Kucağında bir kutu ile Diyarbakır Adliyesi’nden çıkan bir adam beliriyor.

Önce kapıyı aralıyor ardından küçük adımlarla dış kapının hemen önündeki ağaçların gölgesine geçiyor.

Yüzünde acı yok, mahzun bir sevinç de.

Kutuyu yere bırakıp telefona hemen sarılmasından kendisinden haber bekleyenlerin olduğu anlaşılıyor.

Telefonu kapattıktan sonra bir araca binip oradan uzaklaşıyor.

Adı Ali Rıza Arslan.

Erzurum’dan Diyarbakır’a gelmiş.

Kutuda taşıdığı ise 7 yıl önce Sur’da hendek ve barikat olaylarında hayatını kaybeden Hakan Arslan var.

Emniyet’te Hakan Arslan’ın hem arandığı hem de ailenin kayıp başvurusu var.

Arslan ailesi, Sur olaylarından önce kayıp başvurusu yaptığı oğulları için hep haber beklemiş.

Yıllar geçip, haber çıkmayınca Sur’da bulunan sahipsiz cenazelerden birinin oğluna ait olabileceğini düşünmüş.

DNA örnekleri verip İstanbul Adli Tıp Kurumu’ndan haber beklemiş.

Oğlunun yaşıyor olabileceği umudunu hep korurken, DNA örneklerinin eşleştiği haberi gelmiş.

İstanbul Adliyesi de kemikleri kargoya verip Diyarbakır Adliyesi’ne, aileye teslim edilmek üzere gönderilmiş.

Sonuç; yazının başındaki tablo yaşanmış.

O babaya ölü birine ait kemikleri teslim edenler düşündüler mi hiç acaba?

Allah muhafaza, aynı kaderle karşılaşmış olsalardı ne yaparlardı acaba?

Hani vicdan, nerede kaldı insanlık?

Müslüman olmasa da ölüye saygı İslam’ın bir gereğidir sözü nerede kaldı?

Hadislerde vardır.

Kays İbn-ü Sa’d anlatıyor:

– Önünden bir cenaze geçtiğinde Allah’ın Resulü ayağa kalkıtı. Sahabiler tarafından o, bir Yahudi ölüsüydü, Ya Resûlellah!

Hz.
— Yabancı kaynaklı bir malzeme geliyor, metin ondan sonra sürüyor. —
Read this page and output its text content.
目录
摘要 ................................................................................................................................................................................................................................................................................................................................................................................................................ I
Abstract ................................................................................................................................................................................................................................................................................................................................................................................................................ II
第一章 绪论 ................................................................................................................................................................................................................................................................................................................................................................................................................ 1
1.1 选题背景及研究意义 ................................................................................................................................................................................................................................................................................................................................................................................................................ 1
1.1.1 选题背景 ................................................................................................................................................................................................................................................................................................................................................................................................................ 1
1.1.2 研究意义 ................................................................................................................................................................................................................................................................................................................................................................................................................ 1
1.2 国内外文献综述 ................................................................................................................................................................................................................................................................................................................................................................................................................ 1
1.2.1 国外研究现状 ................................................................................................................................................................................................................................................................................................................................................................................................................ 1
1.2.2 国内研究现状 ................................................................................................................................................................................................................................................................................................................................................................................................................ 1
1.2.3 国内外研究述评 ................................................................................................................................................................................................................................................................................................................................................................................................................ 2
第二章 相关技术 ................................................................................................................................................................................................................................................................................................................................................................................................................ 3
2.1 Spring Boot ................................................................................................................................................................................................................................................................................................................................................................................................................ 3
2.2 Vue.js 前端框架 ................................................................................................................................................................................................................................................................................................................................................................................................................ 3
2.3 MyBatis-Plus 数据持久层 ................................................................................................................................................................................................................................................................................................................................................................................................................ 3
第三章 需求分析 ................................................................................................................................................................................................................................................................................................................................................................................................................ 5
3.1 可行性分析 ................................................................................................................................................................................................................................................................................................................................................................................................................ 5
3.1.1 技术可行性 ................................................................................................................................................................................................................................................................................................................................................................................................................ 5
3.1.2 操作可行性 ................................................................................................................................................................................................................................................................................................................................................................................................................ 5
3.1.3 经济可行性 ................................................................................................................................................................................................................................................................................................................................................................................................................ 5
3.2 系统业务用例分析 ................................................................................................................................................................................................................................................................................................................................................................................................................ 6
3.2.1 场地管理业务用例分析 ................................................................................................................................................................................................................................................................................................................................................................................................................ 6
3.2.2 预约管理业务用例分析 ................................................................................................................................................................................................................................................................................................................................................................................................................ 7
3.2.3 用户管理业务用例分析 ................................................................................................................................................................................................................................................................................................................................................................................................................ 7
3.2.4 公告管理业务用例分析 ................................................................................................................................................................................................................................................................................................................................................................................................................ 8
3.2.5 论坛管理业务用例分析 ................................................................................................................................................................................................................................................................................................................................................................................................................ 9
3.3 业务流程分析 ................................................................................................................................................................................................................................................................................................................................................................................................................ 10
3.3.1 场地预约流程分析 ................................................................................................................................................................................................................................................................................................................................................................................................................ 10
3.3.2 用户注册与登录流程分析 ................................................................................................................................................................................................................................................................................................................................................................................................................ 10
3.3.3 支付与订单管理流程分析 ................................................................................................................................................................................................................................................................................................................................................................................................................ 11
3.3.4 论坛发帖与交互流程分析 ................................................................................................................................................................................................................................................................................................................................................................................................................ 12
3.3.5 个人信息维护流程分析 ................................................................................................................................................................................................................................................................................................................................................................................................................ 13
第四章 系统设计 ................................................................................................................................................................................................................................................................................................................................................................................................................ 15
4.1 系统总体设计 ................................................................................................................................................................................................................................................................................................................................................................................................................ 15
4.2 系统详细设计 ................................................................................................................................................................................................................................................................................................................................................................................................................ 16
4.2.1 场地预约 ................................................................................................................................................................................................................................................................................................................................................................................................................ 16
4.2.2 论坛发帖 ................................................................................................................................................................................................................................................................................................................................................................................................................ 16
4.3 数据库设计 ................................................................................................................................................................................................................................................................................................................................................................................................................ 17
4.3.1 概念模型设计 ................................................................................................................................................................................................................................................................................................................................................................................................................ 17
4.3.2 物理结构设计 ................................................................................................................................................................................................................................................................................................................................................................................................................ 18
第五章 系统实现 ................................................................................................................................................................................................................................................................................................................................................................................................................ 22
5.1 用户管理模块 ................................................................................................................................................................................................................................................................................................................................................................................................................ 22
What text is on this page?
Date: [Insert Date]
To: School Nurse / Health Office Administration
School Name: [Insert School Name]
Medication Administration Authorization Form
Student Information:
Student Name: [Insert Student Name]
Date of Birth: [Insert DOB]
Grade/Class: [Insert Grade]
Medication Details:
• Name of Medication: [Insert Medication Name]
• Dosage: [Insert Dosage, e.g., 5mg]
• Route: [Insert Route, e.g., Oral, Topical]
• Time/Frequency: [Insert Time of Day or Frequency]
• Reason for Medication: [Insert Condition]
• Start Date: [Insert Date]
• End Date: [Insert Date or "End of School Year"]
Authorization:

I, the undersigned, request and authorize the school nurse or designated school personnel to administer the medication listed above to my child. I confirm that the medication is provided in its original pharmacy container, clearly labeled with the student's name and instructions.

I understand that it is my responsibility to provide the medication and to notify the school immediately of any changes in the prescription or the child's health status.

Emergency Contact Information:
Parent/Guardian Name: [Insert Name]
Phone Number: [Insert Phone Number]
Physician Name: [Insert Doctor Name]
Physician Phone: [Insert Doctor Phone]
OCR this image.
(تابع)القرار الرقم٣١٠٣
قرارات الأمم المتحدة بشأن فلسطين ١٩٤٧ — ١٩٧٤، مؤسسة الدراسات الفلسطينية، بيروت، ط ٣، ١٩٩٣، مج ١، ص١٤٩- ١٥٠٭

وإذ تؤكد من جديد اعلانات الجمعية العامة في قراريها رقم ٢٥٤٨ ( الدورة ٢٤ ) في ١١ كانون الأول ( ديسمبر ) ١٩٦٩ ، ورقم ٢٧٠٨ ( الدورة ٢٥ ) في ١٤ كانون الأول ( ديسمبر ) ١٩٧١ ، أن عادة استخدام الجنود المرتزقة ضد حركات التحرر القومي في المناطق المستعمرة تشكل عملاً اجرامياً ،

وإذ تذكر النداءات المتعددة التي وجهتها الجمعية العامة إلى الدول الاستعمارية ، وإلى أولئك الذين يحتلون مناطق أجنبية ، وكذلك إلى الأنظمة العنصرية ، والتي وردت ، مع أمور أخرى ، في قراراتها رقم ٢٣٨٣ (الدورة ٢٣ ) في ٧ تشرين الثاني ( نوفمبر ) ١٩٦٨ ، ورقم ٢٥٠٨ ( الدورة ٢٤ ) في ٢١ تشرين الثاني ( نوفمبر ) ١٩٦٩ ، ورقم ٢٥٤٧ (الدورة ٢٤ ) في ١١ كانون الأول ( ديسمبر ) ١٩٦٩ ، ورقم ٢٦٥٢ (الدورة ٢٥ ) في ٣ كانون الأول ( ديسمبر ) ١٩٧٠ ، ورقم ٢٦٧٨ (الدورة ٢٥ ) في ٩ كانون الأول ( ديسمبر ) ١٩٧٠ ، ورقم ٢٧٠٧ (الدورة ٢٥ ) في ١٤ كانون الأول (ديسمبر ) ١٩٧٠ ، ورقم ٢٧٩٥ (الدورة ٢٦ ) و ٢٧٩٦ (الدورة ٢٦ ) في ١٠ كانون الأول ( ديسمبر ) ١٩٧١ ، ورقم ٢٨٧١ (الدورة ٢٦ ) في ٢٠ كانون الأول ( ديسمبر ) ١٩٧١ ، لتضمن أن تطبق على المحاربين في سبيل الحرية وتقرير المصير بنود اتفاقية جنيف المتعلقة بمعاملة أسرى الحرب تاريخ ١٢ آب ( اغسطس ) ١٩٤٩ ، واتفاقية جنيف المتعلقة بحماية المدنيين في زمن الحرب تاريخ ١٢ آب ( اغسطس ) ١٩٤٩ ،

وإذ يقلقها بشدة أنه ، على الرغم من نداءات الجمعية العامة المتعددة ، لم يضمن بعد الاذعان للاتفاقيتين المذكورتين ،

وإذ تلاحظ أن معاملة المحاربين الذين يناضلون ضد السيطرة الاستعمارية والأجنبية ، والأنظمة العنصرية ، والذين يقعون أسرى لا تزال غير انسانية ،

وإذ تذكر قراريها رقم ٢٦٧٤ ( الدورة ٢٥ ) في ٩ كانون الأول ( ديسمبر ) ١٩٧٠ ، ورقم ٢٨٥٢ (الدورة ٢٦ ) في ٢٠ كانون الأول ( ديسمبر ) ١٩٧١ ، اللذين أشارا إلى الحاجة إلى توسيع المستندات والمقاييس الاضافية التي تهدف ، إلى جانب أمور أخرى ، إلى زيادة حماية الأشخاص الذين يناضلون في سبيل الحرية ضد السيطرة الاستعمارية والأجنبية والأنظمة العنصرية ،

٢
Peygamber şöyle buyurdu:

– O da bir can taşımıyor muydu? (Buharî Cenaiz 50)

Toplumun vicdanını yaralayan bu görüntülerde, “görevi kötüye kullanma” ve “kişi hatırasına saygısızlık etme” suçu vardır.

Bu ve benzeri bir tablonun ülkemizde yaşanmaması dileğiyle.